ナチスドイツが重要視した学問だったため、第二次世界大戦後は学問の主流から外されることになる。

・これは、資本主義対共産主義イデオロギー対立が国際政治を決定づけるためであり、地理的要因が全く意味をなさなくなったわけではない。

地政学の重要性、特に山脈の恐ろしさを思い知ったのはソ連であり、ロシア。現在の外交政策地政学を重要視している。

地政学のポイントは、地政学は帝国と結びつく。帝国は国民国家を超える。その根っこのところには必ずイデオロギーがある。

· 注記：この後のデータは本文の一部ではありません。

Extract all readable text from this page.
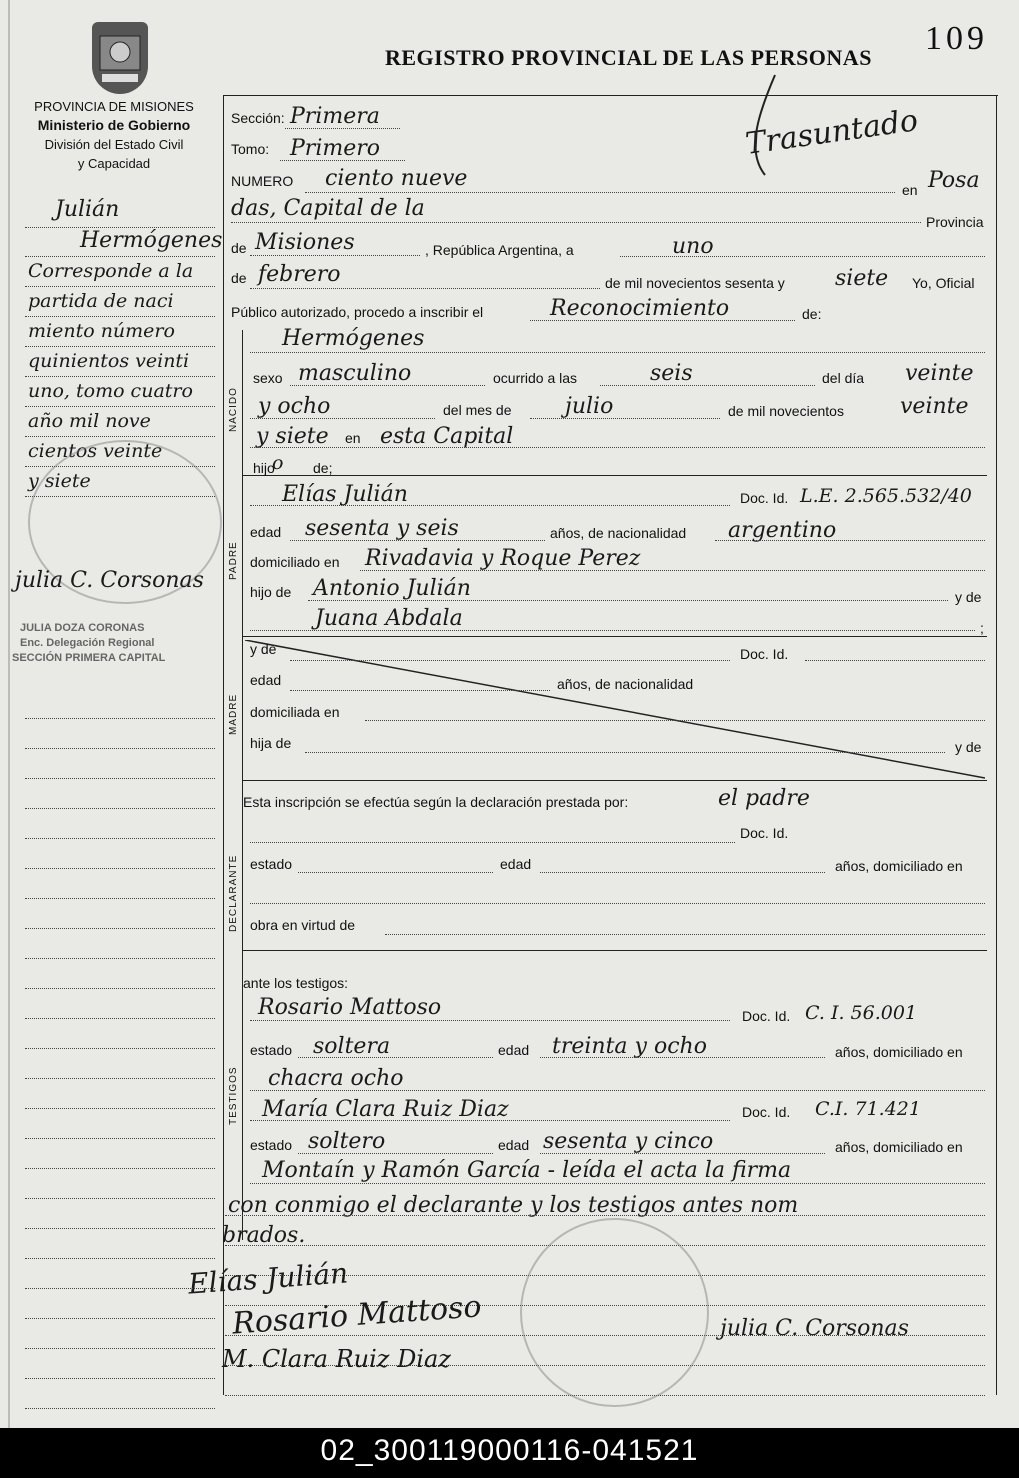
109
REGISTRO PROVINCIAL DE LAS PERSONAS
PROVINCIA DE MISIONES
Ministerio de Gobierno
División del Estado Civil
y Capacidad
Trasuntado
NACIDO
PADRE
MADRE
DECLARANTE
TESTIGOS
Sección: Primera
Tomo: Primero
NUMERO ciento nueve	en Posa
das, Capital de la
Provincia
de Misiones	, República Argentina, a	uno
de febrero	de mil novecientos sesenta y siete Yo, Oficial
Público autorizado, procedo a inscribir el	Reconocimiento	de:
Hermógenes
sexo masculino	ocurrido a las	seis	del día veinte
y ocho	del mes de julio	de mil novecientos	veinte
y siete en esta Capital
hijo
o de;
Elías Julián	Doc. Id. L.E. 2.565.532/40
edad sesenta y seis	años, de nacionalidad argentino
domiciliado en Rivadavia y Roque Perez
hijo de Antonio Julián	y de
Juana Abdala	;
y de	Doc. Id.
edad	años, de nacionalidad
domiciliada en
hija de	y de
Esta inscripción se efectúa según la declaración prestada por:	el padre
Doc. Id.
estado	edad	años, domiciliado en
obra en virtud de
ante los testigos:
Rosario Mattoso	Doc. Id. C. I. 56.001
estado soltera	edad treinta y ocho	años, domiciliado en
chacra ocho
María Clara Ruiz Diaz	Doc. Id. C.I. 71.421
estado soltero	edad sesenta y cinco	años, domiciliado en
Montaín y Ramón García - leída el acta la firma
con conmigo el declarante y los testigos antes nom
brados.
Elías Julián
Rosario Mattoso
M. Clara Ruiz Diaz
julia C. Corsonas
Julián
Hermógenes
Corresponde a la
partida de naci
miento número
quinientos veinti
uno, tomo cuatro
año mil nove
cientos veinte
y siete
julia C. Corsonas
JULIA DOZA CORONAS
Enc. Delegación Regional
SECCIÓN PRIMERA CAPITAL
02_300119000116-041521
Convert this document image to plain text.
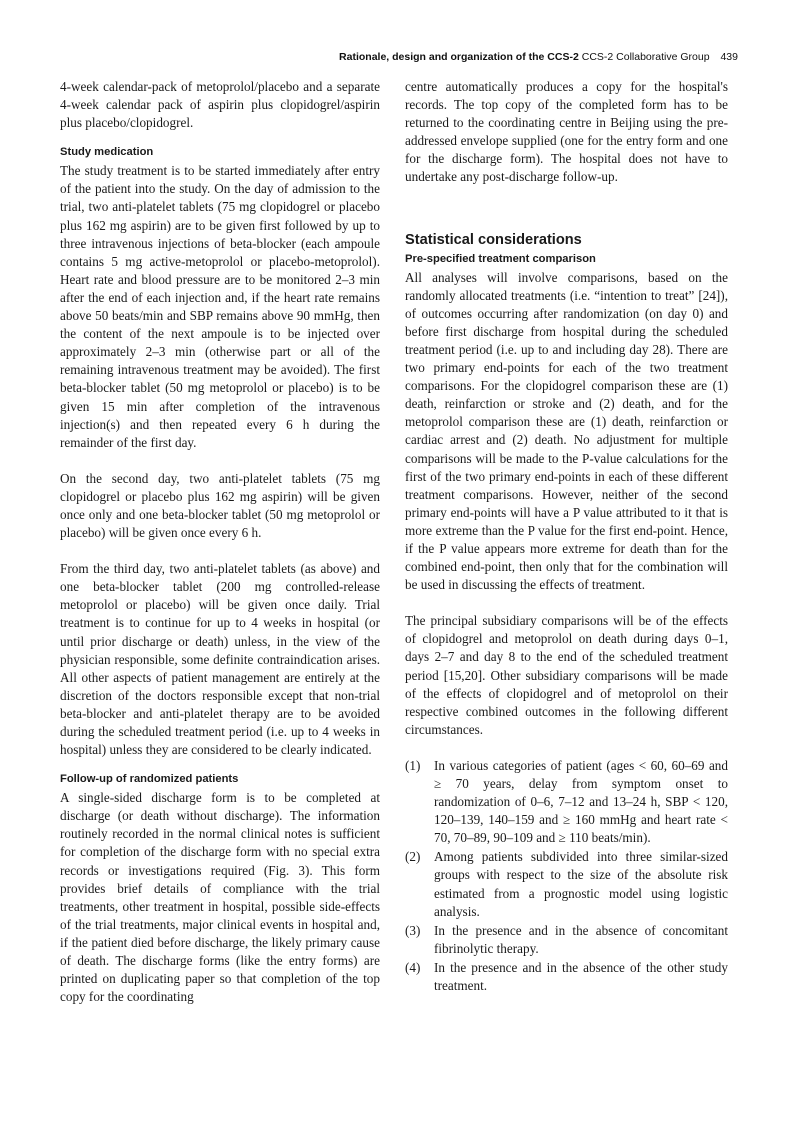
Rationale, design and organization of the CCS-2 CCS-2 Collaborative Group 439

4-week calendar-pack of metoprolol/placebo and a separate 4-week calendar pack of aspirin plus clopidogrel/aspirin plus placebo/clopidogrel.

Study medication

The study treatment is to be started immediately after entry of the patient into the study. On the day of admission to the trial, two anti-platelet tablets (75 mg clopidogrel or placebo plus 162 mg aspirin) are to be given first followed by up to three intravenous injections of beta-blocker (each ampoule contains 5 mg active-metoprolol or placebo-metoprolol). Heart rate and blood pressure are to be monitored 2–3 min after the end of each injection and, if the heart rate remains above 50 beats/min and SBP remains above 90 mmHg, then the content of the next ampoule is to be injected over approximately 2–3 min (otherwise part or all of the remaining intravenous treatment may be avoided). The first beta-blocker tablet (50 mg metoprolol or placebo) is to be given 15 min after completion of the intravenous injection(s) and then repeated every 6 h during the remainder of the first day.

On the second day, two anti-platelet tablets (75 mg clopidogrel or placebo plus 162 mg aspirin) will be given once only and one beta-blocker tablet (50 mg metoprolol or placebo) will be given once every 6 h.

From the third day, two anti-platelet tablets (as above) and one beta-blocker tablet (200 mg controlled-release metoprolol or placebo) will be given once daily. Trial treatment is to continue for up to 4 weeks in hospital (or until prior discharge or death) unless, in the view of the physician responsible, some definite contraindication arises. All other aspects of patient management are entirely at the discretion of the doctors responsible except that non-trial beta-blocker and anti-platelet therapy are to be avoided during the scheduled treatment period (i.e. up to 4 weeks in hospital) unless they are considered to be clearly indicated.

Follow-up of randomized patients

A single-sided discharge form is to be completed at discharge (or death without discharge). The information routinely recorded in the normal clinical notes is sufficient for completion of the discharge form with no special extra records or investigations required (Fig. 3). This form provides brief details of compliance with the trial treatments, other treatment in hospital, possible side-effects of the trial treatments, major clinical events in hospital and, if the patient died before discharge, the likely primary cause of death. The discharge forms (like the entry forms) are printed on duplicating paper so that completion of the top copy for the coordinating

centre automatically produces a copy for the hospital's records. The top copy of the completed form has to be returned to the coordinating centre in Beijing using the pre-addressed envelope supplied (one for the entry form and one for the discharge form). The hospital does not have to undertake any post-discharge follow-up.

Statistical considerations
Pre-specified treatment comparison

All analyses will involve comparisons, based on the randomly allocated treatments (i.e. “intention to treat” [24]), of outcomes occurring after randomization (on day 0) and before first discharge from hospital during the scheduled treatment period (i.e. up to and including day 28). There are two primary end-points for each of the two treatment comparisons. For the clopidogrel comparison these are (1) death, reinfarction or stroke and (2) death, and for the metoprolol comparison these are (1) death, reinfarction or cardiac arrest and (2) death. No adjustment for multiple comparisons will be made to the P-value calculations for the first of the two primary end-points in each of these different treatment comparisons. However, neither of the second primary end-points will have a P value attributed to it that is more extreme than the P value for the first end-point. Hence, if the P value appears more extreme for death than for the combined end-point, then only that for the combination will be used in discussing the effects of treatment.

The principal subsidiary comparisons will be of the effects of clopidogrel and metoprolol on death during days 0–1, days 2–7 and day 8 to the end of the scheduled treatment period [15,20]. Other subsidiary comparisons will be made of the effects of clopidogrel and of metoprolol on their respective combined outcomes in the following different circumstances.

(1)	In various categories of patient (ages < 60, 60–69 and ≥ 70 years, delay from symptom onset to randomization of 0–6, 7–12 and 13–24 h, SBP < 120, 120–139, 140–159 and ≥ 160 mmHg and heart rate < 70, 70–89, 90–109 and ≥ 110 beats/min).
(2)	Among patients subdivided into three similar-sized groups with respect to the size of the absolute risk estimated from a prognostic model using logistic analysis.
(3)	In the presence and in the absence of concomitant fibrinolytic therapy.
(4)	In the presence and in the absence of the other study treatment.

・ロシアは、国境を線ではなく、面でとらえる。緩衝地帯を設けようとする。

 

この本は、2021年に出版されていますが、もとは2016年7月に晶文社から出版された「現代の地政学」を改題したものです。そのため6年前の状況で世界を分析しています。それでもロシアの発想を今から考えれば、ウクライナ侵攻の背景が何となくわかります。もちろん背景がわかったとしても、決してその行為は許されるものではありません。

 

海洋国家日本において、中国とうまくいかなくなってきている背景は、中国が海洋進出し始めた背景がある。これアメリカもそう。アメリカも海洋国。

 

地政学は、どうしても地理的要素に重点が置かれてしまっている。その点を佐藤氏は懸念しています。

 

今こそ学んでおきたい学問です。